Human T-Cell Leukemia Virus (HTLV-1) is a retrovirus that infects approximately five to ten million people across the world, with about 5% of those infections developing into adult T-cell leukemia (Gessain and Cassar 2012; Matsuoka and Jeang 2007). The HTLV-1 RNA genome includes two Programmed -1 Ribosomal Frameshift (-1 PRF) sites, which are critical for the synthesis of key enzymes needed for viral replication. Our lab recently demonstrated that an RNA structure called a pseudoknot is found in the 2nd frameshift site (Thulson et al. 2020). While we showed that the pseudoknot structure as a whole was important to frameshift stimulation, we don’t know which parts of this structure are critical to its function.

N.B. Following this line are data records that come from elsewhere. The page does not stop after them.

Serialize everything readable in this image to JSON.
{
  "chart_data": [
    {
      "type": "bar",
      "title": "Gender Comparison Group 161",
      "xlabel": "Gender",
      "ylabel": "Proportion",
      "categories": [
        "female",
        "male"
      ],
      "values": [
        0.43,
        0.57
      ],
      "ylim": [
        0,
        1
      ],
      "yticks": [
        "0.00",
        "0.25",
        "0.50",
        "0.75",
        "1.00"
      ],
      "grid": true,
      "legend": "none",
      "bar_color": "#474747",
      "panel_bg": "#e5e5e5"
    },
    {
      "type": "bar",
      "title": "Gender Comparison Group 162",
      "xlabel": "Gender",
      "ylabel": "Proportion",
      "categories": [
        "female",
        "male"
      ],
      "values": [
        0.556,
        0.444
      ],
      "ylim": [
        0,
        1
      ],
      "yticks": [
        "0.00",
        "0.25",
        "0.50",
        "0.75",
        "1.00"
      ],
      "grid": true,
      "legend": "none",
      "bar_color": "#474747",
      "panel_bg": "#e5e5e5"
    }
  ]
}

Other studies on viruses that use pseudoknot structures to stimulate -1 PRF, such as Simian Retrovirus Type 1 (SRV-1), found that contacts between different parts of the structure were critical to pseudoknot function. The overall goal of my project is to identify similar types of contacts within the HTLV-1 pro-pol pseudoknot structure. I hypothesize that contacts between the nucleotides in the loops and base pairs in the stems, defined as base triples, form within the HTLV-1 RNA pseudoknot and that these contacts influence the frameshifting efficiency.